Wednesday, 14 July 2010

Jo Shapcott and Daljit Nagra

We are joining forces with Tower Poetry to host an evening of poetry at The Woodstock Arms on Wednesday August 25th at 8pm. Tickets £4, students free, MUST be booked in advance. More information soon!

Tuesday, 6 July 2010

Independent Woodstock Literature Festival 2010

After a very busy June (with visits by Alexandra Shulman and Robert Sackville-West) we are not holding talks in July and August but are hosting a poetry reading (see above) and will take part in the literature festival by hosting two authors. The festival will be held in Woodstock and Blenheim Palace from September 15-19 this year - details available here.
Our programme of talks resumes in October with Jane Gardam who is coming to speak on Tuesday 19 October, by which time her book The Man in the Wooden Hat will be available in paperback.
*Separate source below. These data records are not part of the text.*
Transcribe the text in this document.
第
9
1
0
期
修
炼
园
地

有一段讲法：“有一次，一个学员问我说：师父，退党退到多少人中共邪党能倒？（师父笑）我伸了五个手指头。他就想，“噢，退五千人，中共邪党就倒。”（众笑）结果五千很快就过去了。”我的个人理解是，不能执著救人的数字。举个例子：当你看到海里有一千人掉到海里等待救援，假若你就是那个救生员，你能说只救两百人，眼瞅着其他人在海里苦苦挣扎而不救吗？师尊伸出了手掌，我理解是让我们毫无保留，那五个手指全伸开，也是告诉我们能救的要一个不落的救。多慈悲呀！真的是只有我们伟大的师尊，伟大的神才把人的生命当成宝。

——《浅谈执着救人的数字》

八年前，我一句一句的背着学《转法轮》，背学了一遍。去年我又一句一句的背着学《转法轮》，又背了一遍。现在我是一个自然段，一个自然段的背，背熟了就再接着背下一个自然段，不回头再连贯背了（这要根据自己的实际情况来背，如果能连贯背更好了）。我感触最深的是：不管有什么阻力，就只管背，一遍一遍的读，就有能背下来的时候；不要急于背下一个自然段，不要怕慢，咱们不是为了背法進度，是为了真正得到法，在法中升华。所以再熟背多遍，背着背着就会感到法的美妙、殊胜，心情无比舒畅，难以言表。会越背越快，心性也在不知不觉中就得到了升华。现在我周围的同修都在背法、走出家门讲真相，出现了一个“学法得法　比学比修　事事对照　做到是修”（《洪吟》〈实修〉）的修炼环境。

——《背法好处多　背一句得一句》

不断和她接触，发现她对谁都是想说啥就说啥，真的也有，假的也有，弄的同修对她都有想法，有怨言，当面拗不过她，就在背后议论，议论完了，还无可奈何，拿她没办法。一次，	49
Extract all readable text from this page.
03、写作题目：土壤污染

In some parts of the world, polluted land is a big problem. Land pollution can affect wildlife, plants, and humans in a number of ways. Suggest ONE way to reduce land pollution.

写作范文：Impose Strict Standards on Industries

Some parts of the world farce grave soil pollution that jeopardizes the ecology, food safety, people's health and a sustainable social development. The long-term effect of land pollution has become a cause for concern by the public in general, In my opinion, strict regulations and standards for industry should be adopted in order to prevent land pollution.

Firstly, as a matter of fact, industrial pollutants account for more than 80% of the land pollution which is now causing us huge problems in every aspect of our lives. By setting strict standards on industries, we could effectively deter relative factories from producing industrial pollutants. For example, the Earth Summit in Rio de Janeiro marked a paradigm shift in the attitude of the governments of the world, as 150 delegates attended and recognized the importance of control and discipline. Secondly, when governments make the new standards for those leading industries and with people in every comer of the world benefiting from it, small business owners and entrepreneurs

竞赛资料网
It is the wonderful companion volume to Old Filth and tells the story of Elisabeth, Filth's wife. Do try and re-read Old Filth over the summer if you're planning to come to the talk, and get hold of The Man in the Wooden Hat when it comes out in September (anyone buying the book from me will be entitled to a free place at the talk). The books are entirely separate but The Man... tells Elisabeth's story in a way that makes you instantly want to re-read Old Filth.
Filth (Failed In London Try Hong Kong) is a successful lawyer when he marries Elisabeth in Hong Kong soon after the War. He is sent to England from India as a child and finds it hard to demonstrate his emotions. But Elisabeth is different - a free spirit. She was brought up in the Japanese Internment Camps, which killed both her parents but left her with a lust for survival and an affinity with the Far East. No wonder she is attracted to Filth's hated rival at the Bar - the brash, forceful Veneering. Veneering has a Chinese wife and an adored son - and no difficulty whatsoever in demonstrating his emotions ...How Elisabeth turns into Betty, and whether she remains loyal to stolid Filth or swept up by caddish Veneering, make for a page-turning plot, full of surprises, revelations and humour. Jane Gardam is one of our best novelists.